Almost 20 percent (an estimated $68 billion) of the roughly $345 billion in unpaid taxes owed to the federal government is due to sole proprietors who misreport their income. An estimated 6 out of 10 sole proprietors underreport their income, although only a handful account for the bulk of lost tax revenue attributable to the group, according to a Government Accountability Office (GAO) report. According to the GAO report, sole proprietors misreported 57 percent of their business income in 2001 (the latest data available). As a group, sole proprietors are responsible for a larger part of the tax gap than any other group, the IRS estimates.

The IRS has pledged to increase audits of Schedule C filers, such as sole proprietors, over the next two years. The IRS plans to increase the number of Schedule C audits by seven percent, which will grow by an additional five percent by September 30, 2009. Interestingly, audit examiners of other taxpayer groups such as corporations and estates were not given percentage goals.

According to the GAO, the high rate of noncompliance among sole proprietors stems largely from the fact that sole proprietors are not subject to tax withholding requirements and only a portion of their income is reported to the IRS by third parties. In comparison, the rate of misreporting wage and interest income, which is subject to withholding, by financial institutions is low (approximately only 1 and 4 percent respectively). The GAO report made no particular recommendations to the IRS on how to increase accurate reporting by sole proprietors.

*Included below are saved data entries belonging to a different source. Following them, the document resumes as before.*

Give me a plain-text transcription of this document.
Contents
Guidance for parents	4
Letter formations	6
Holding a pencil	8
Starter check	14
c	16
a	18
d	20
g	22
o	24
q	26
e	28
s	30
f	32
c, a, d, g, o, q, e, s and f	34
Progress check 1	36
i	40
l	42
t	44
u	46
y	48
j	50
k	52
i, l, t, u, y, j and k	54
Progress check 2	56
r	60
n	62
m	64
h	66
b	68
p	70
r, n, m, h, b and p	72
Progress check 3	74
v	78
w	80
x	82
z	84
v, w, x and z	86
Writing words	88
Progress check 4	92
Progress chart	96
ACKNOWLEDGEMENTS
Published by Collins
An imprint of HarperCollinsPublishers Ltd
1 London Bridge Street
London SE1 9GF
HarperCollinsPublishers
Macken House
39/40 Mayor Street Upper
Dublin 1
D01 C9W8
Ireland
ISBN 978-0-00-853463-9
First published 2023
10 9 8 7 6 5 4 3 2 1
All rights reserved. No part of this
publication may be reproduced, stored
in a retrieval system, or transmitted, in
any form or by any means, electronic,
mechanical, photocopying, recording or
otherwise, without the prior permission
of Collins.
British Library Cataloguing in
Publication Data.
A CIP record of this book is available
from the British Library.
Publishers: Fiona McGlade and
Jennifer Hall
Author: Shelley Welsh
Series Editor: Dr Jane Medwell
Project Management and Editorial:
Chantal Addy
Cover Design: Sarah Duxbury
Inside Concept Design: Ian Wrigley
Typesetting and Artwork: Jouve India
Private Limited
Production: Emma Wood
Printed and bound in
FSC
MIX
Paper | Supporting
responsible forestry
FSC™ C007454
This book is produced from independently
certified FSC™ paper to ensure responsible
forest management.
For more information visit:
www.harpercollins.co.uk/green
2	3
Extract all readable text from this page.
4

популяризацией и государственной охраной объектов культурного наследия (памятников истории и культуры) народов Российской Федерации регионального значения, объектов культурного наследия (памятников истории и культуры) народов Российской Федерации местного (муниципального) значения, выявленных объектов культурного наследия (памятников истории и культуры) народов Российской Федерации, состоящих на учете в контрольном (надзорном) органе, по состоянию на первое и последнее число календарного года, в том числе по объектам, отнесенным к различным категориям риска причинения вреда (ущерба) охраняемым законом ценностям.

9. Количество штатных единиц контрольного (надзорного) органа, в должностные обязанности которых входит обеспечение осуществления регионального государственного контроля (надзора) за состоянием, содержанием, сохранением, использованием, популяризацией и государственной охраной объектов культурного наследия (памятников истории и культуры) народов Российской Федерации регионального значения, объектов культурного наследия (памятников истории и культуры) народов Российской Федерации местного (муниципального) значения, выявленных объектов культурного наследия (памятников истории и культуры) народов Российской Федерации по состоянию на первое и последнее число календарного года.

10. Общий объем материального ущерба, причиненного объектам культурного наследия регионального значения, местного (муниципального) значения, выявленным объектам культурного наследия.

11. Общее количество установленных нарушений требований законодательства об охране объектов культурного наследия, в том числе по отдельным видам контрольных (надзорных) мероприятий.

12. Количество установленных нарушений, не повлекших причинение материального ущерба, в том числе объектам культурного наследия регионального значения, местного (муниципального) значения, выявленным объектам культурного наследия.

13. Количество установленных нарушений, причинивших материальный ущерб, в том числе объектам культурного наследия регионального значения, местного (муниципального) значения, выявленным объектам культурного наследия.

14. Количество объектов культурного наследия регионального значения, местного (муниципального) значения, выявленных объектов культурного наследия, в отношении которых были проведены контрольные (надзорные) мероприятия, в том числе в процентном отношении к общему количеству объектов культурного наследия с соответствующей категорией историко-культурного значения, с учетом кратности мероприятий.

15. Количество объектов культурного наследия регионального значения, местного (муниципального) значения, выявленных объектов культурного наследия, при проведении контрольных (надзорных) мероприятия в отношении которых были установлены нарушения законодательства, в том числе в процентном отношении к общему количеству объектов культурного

The GAO report also concludes that the sole proprietor tax gap cannot be closed by IRS enforcement programs alone, which are limited and costly. Underreporting, for both gross income and expenses, is spread among more than 12 million sole proprietors, often in small amounts. Thus, increased focus on sole proprietor reporting compliance will most likely increase costs and burdens of small businesses, third parties and the IRS. However, it does take less resources to audit a small business or self-employed individual than a multi-national corporation.